Language and technology on the African continent
Language is central to storing and sharing information, whether through wikis, social media, or in the use of voice assistants. However, not many African languages are represented on the internet to the same extent as they are spoken. Currently, none of Big Tech’s voice assistants support a single native African language. Most of the language data currently used to store information, develop algorithms and document the diversity(?) of cultures is held by a handful of major companies. This exacerbates the digital divide between English speakers and the rest of the world.
Wikidata helps to strengthen linguistic diversity and therefore knowledge sharing on the African continent. As Wikidata’s strategy is to increase participation from communities in the global south, the Community Communications team collaborated with Wikimedia affiliates on the African continent to strengthen their participation in the Lexeme namespace.
What are Lexemes?
Multilingualism is at the core of Wikidata. From the outset, any element relating to an object of knowledge and any property can have a name in one of the supported languages. Since 2018, Wikidata also stores a new type of data: words, described in many languages. This information is lexicographical data. Lexemes are the concrete data points in this lexicographical data. With all the language combinations that exist in Wikimedia projects, completely new possibilities open up: Translation from one language to another becomes possible, even though a printed dictionary for these languages does not exist. It can be generated with structured data about languages. You can learn more about the data model on the documentation page and read more about lexicographical data in this blog post.
Workshops with six African communities
Wikimedia Deutschland conducted workshops with six communities.
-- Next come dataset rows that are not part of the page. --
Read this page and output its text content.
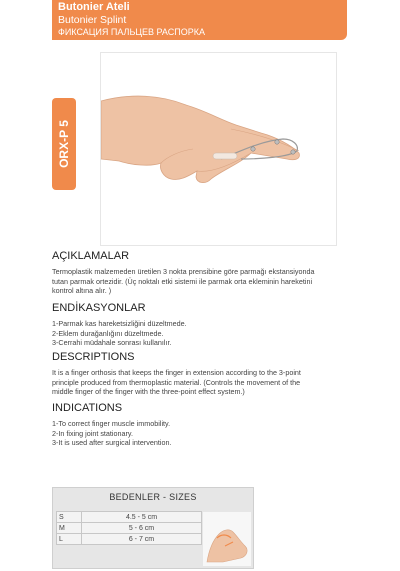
Butonier Ateli
Butonier Splint
ФИКСАЦИЯ ПАЛЬЦЕВ РАСПОРКА
ORX-P 5

AÇIKLAMALAR

Termoplastik malzemeden üretilen 3 nokta prensibine göre parmağı ekstansiyonda
tutan parmak ortezidir. (Üç noktalı etki sistemi ile parmak orta ekleminin hareketini
kontrol altına alır. )

ENDİKASYONLAR

1-Parmak kas hareketsizliğini düzeltmede.
2-Eklem durağanlığını düzeltmede.
3-Cerrahi müdahale sonrası kullanılır.

DESCRIPTIONS

It is a finger orthosis that keeps the finger in extension according to the 3-point
principle produced from thermoplastic material. (Controls the movement of the
middle finger of the finger with the three-point effect system.)

INDICATIONS

1-To correct finger muscle immobility.
2-In fixing joint stationary.
3-It is used after surgical intervention.

BEDENLER - SIZES
S	4.5 - 5 cm
M	5 - 6 cm
L	6 - 7 cm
We thank these communities for the participation and contribution: Wikimedians of Tamazight User Group, Hausa Wikimedians User Group, Dagbani Wikimedians User Group, Igbo Wikimedians User Group, Yoruba Wikimedians User Group, Jenga Wikipedia ya Kiswahili
We are happy that we were able to support these communities in their planning on how to make use of Lexemes for their specific needs and are particularly excited to already notice the first substantial contributions. We will stay in close contact and foster connections with resources and communities that can provide support.
African languages at Abstract Wikipedia
Abstract Wikipedia, a project by the Wikimedia Foundation will connect and be able to support small languages was emphasized as one of the byproducts of adding Lexemes in their language. The communities were encouraged to apply to become seed languages for the development of Abstract Wikipedia. We are happy that all three groups that did apply (Hausa, Dagbani and Igbo) to be seed languages for the development of Abstract Wikipedia were chosen.
Reimagining Wikidata from the margins at WikidataCon
Finally, Wikidata’s infrastructure, content and community can be used to support a better understanding and representation of the diversity of human knowledge. A project that aims to reflect and understand together how to shift Wikidata’s knowledge and decenter it is Reimagining Wikidata from the margins. The project will also be presented at this fall’s WikidataCon 2021, where the Wikidata community and partners will discuss the opportunities for sustainable development of Wikidata’s community and technology.